Why is LinkedIn's job data crawl always blocked?
Recently, many of my friends who are doing recruitment analytics have been complaining that LinkedIn job data is getting harder and harder to catch. You may have tried to reduce the frequency of requests, change the User-Agent, but found that there is no way to get the job data.treat the symptoms but not the root cause. The core of the problem is - the platform's anti-crawling mechanism has been able to accurately identify abnormal behavior of the same IP.
Take a real case: a headhunting company with their own office of the fixed IP to catch data, the first three days every hour to catch 200 are normal, the fourth day was suddenly completely blocked. What's more troublesome is that this IP was blocked and affected the company's normal recruitment account login."One Loss, Two Losses."Situation.
The right way to open a proxy IP
The key to solving this problem lies inMake each request look like a different person is operating.

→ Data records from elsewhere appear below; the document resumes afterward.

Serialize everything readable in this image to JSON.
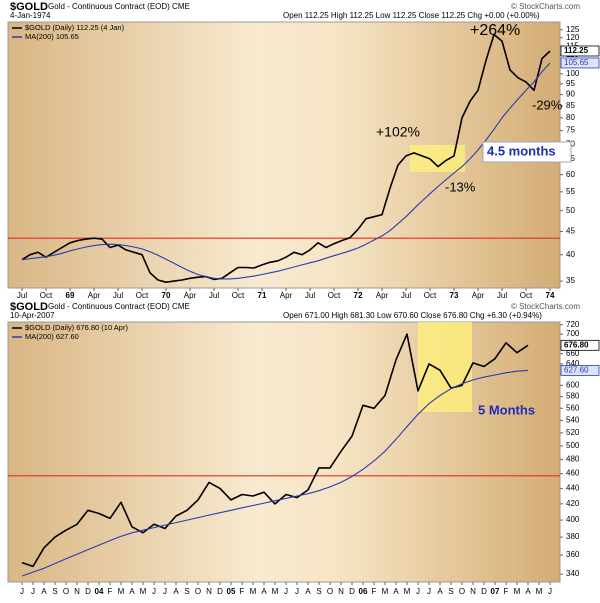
{
  "chart_data": [
    {
      "type": "line",
      "title": "$GOLD",
      "subtitle": "Gold - Continuous Contract (EOD) CME",
      "date": "4-Jan-1974",
      "quote": "Open 112.25  High 112.25  Low 112.25  Close 112.25  Chg +0.00 (+0.00%)",
      "credit": "© StockCharts.com",
      "log": true,
      "ylim": [
        33.8,
        130
      ],
      "yticks": [
        35,
        40,
        45,
        50,
        55,
        60,
        65,
        70,
        75,
        80,
        85,
        90,
        95,
        100,
        110,
        115,
        120,
        125
      ],
      "hline": {
        "value": 43.5,
        "color": "#e03020"
      },
      "categories": [
        "Jul",
        null,
        null,
        "Oct",
        null,
        null,
        "69",
        null,
        null,
        "Apr",
        null,
        null,
        "Jul",
        null,
        null,
        "Oct",
        null,
        null,
        "70",
        null,
        null,
        "Apr",
        null,
        null,
        "Jul",
        null,
        null,
        "Oct",
        null,
        null,
        "71",
        null,
        null,
        "Apr",
        null,
        null,
        "Jul",
        null,
        null,
        "Oct",
        null,
        null,
        "72",
        null,
        null,
        "Apr",
        null,
        null,
        "Jul",
        null,
        null,
        "Oct",
        null,
        null,
        "73",
        null,
        null,
        "Apr",
        null,
        null,
        "Jul",
        null,
        null,
        "Oct",
        null,
        null,
        "74"
      ],
      "series": [
        {
          "name": "$GOLD (Daily) 112.25 (4 Jan)",
          "color": "#000000",
          "last_label": "112.25",
          "values": [
            39,
            40,
            40.5,
            39.5,
            40.5,
            41.5,
            42.5,
            43,
            43.3,
            43.5,
            43.3,
            41.5,
            42,
            41,
            40.5,
            40,
            36.5,
            35.2,
            34.8,
            35,
            35.2,
            35.5,
            35.7,
            35.8,
            35.3,
            35.5,
            36.5,
            37.5,
            37.5,
            37.4,
            38,
            38.5,
            38.8,
            39.5,
            40.5,
            40,
            41,
            42.5,
            41.5,
            42.3,
            43,
            43.6,
            45.5,
            48,
            48.5,
            49,
            56,
            63,
            66,
            67,
            66,
            65,
            62.5,
            64.5,
            66,
            80,
            87,
            92,
            107,
            122,
            118,
            102,
            98,
            96,
            92,
            108,
            112.25
          ]
        },
        {
          "name": "MA(200) 105.65",
          "color": "#2a3cb0",
          "last_label": "105.65",
          "values": [
            39,
            39.2,
            39.4,
            39.6,
            39.9,
            40.3,
            40.8,
            41.2,
            41.6,
            41.9,
            42.1,
            42.2,
            42.1,
            41.9,
            41.6,
            41.2,
            40.6,
            39.9,
            39.1,
            38.3,
            37.5,
            36.8,
            36.2,
            35.8,
            35.5,
            35.4,
            35.4,
            35.5,
            35.7,
            35.9,
            36.2,
            36.5,
            36.8,
            37.2,
            37.6,
            38,
            38.4,
            38.8,
            39.3,
            39.8,
            40.3,
            40.8,
            41.4,
            42.2,
            43.1,
            44,
            45.2,
            46.8,
            48.5,
            50.5,
            52.5,
            54.5,
            56.5,
            58.5,
            60.5,
            62.5,
            65,
            68,
            71.5,
            75.5,
            80,
            84,
            88,
            92,
            96,
            101,
            105.65
          ]
        }
      ],
      "annotations": [
        "+264%",
        "+102%",
        "-13%",
        "-29%",
        "4.5 months"
      ]
    },
    {
      "type": "line",
      "title": "$GOLD",
      "subtitle": "Gold - Continuous Contract (EOD) CME",
      "date": "10-Apr-2007",
      "quote": "Open 671.00  High 681.30  Low 670.60  Close 676.80  Chg +6.30 (+0.94%)",
      "credit": "© StockCharts.com",
      "log": true,
      "ylim": [
        332,
        726
      ],
      "yticks": [
        340,
        360,
        380,
        400,
        420,
        440,
        460,
        480,
        500,
        520,
        540,
        560,
        580,
        600,
        640,
        660,
        700,
        720
      ],
      "hline": {
        "value": 457,
        "color": "#e03020"
      },
      "categories": [
        "J",
        "J",
        "A",
        "S",
        "O",
        "N",
        "D",
        "04",
        "F",
        "M",
        "A",
        "M",
        "J",
        "J",
        "A",
        "S",
        "O",
        "N",
        "D",
        "05",
        "F",
        "M",
        "A",
        "M",
        "J",
        "J",
        "A",
        "S",
        "O",
        "N",
        "D",
        "06",
        "F",
        "M",
        "A",
        "M",
        "J",
        "J",
        "A",
        "S",
        "O",
        "N",
        "D",
        "07",
        "F",
        "M",
        "A",
        "M",
        "J"
      ],
      "series": [
        {
          "name": "$GOLD (Daily) 676.80 (10 Apr)",
          "color": "#000000",
          "last_label": "676.80",
          "values": [
            352,
            348,
            368,
            380,
            388,
            395,
            412,
            408,
            402,
            422,
            392,
            385,
            395,
            390,
            405,
            412,
            425,
            448,
            440,
            425,
            432,
            430,
            435,
            420,
            432,
            428,
            438,
            468,
            468,
            492,
            515,
            565,
            560,
            582,
            648,
            700,
            590,
            640,
            628,
            595,
            600,
            642,
            635,
            650,
            682,
            662,
            676.8,
            null,
            null
          ]
        },
        {
          "name": "MA(200) 627.60",
          "color": "#2a3cb0",
          "last_label": "627.60",
          "values": [
            338,
            342,
            346,
            351,
            356,
            361,
            366,
            371,
            376,
            381,
            385,
            388,
            391,
            394,
            397,
            400,
            403,
            406,
            409,
            412,
            415,
            418,
            421,
            424,
            427,
            430,
            433,
            437,
            442,
            448,
            456,
            466,
            478,
            492,
            510,
            530,
            550,
            568,
            582,
            594,
            603,
            610,
            615,
            619,
            623,
            626,
            627.6,
            null,
            null
          ]
        }
      ],
      "annotations": [
        "5 Months"
      ]
    }
  ]
}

Here's a tested and effective configuration plan to share:
import requests
from itertools import cycle
proxies = [
"http://user:pass@gateway.ipipgo.com:30002".
It is recommended to have at least 50 IPs in rotation
]
proxy_pool = cycle(proxies)
for page in range(1, 10): current_proxy = next(proxy_pool)
current_proxy = next(proxy_pool)
current_proxy = next(proxy_pool)
response = requests.get(
url="https://www.linkedin.com/jobs/search/",
url="", proxies={"http": current_proxy},
headers={"User-Agent": "UA generated by random UA generator"}, timeout=10
timeout=10
)
Processing data logic...
except Exception as e.
print(f "Error using proxy {current_proxy}: {str(e)}")
Here are the highlightsUnique configuration of ipipgoTheir dynamic residential proxies come with browser fingerprinting emulation, where each IP is associated with real device information, making them harder to identify than ordinary proxies. In particular, theirIntelligent Session Holding TechnologyThe ability to maintain login status when switching IPs is especially important for post detail pages that require login to view.
Anti-Blocking Strategy Checklist
When used in conjunction with a proxy IP, these details make the difference:
| risk point | prescription |
|---|---|
| Fixed frequency of requests | Random delay (0.5-3 seconds) + different strategies for weekdays/weekends |
| Header features are single | 11 randomly generated browser fingerprints per request |
| IP Association Behavior | Request up to 20 immediate replacements per IP |
| CAPTCHA interception | AI CAPTCHA auto-recognition module with ipipgo |
Special Note: Many people use proxies in a way that overlooks theDNS leakage issues. It is recommended to include detection logic in the code, or just go with the ipipgo suppliedFull Tunnel Encryption Proxy, avoiding these kinds of low-level mistakes from the bottom up.
Common pitfalls QA
Q: Obviously used proxy IP or still blocked?
A: Check three places: 1. Whether each request really switches the exit IP 2. Whether the local time is synchronized with the time zone of the proxy server 3. Whether there is a cookie leakage issue
Q: Does ipipgo's IP pool need to be maintained by myself?
A: No need, their background will automatically exclude the tagged IPs.Dynamic Cleaning SystemsA new batch of IPs is updated every 15 minutes, which is much more efficient than manual maintenance.
Q: What level of crawl speed can I get?
A: With 50 IP rotation, the steady state can grab 800-1200 complete job data (including company information, salary range) per hour. If it is a rush order project, you can turn on ipipgo'sRush Mode, but be careful to match the request frequency control.
Mind-saving programs for techies
If you don't want to write your own code, you can just use the ipipgo suppliedLinkedIn Data Acquisition Suite. Their pre-configured program contains:
- Automated post keywordsSubscription
- Intelligent exclusion of duplicate posts function
- Multi-format export (Excel/API/database direct)
- Automatic fusing mechanism for abnormal traffic
They recently went live withEnterprise Customized ServiceIt supports the training of exclusive anti-anti-crawling models based on industry characteristics. Especially for such fields as finance and IT, which have a special job description format, the data parsing accuracy can be improved by more than 40%.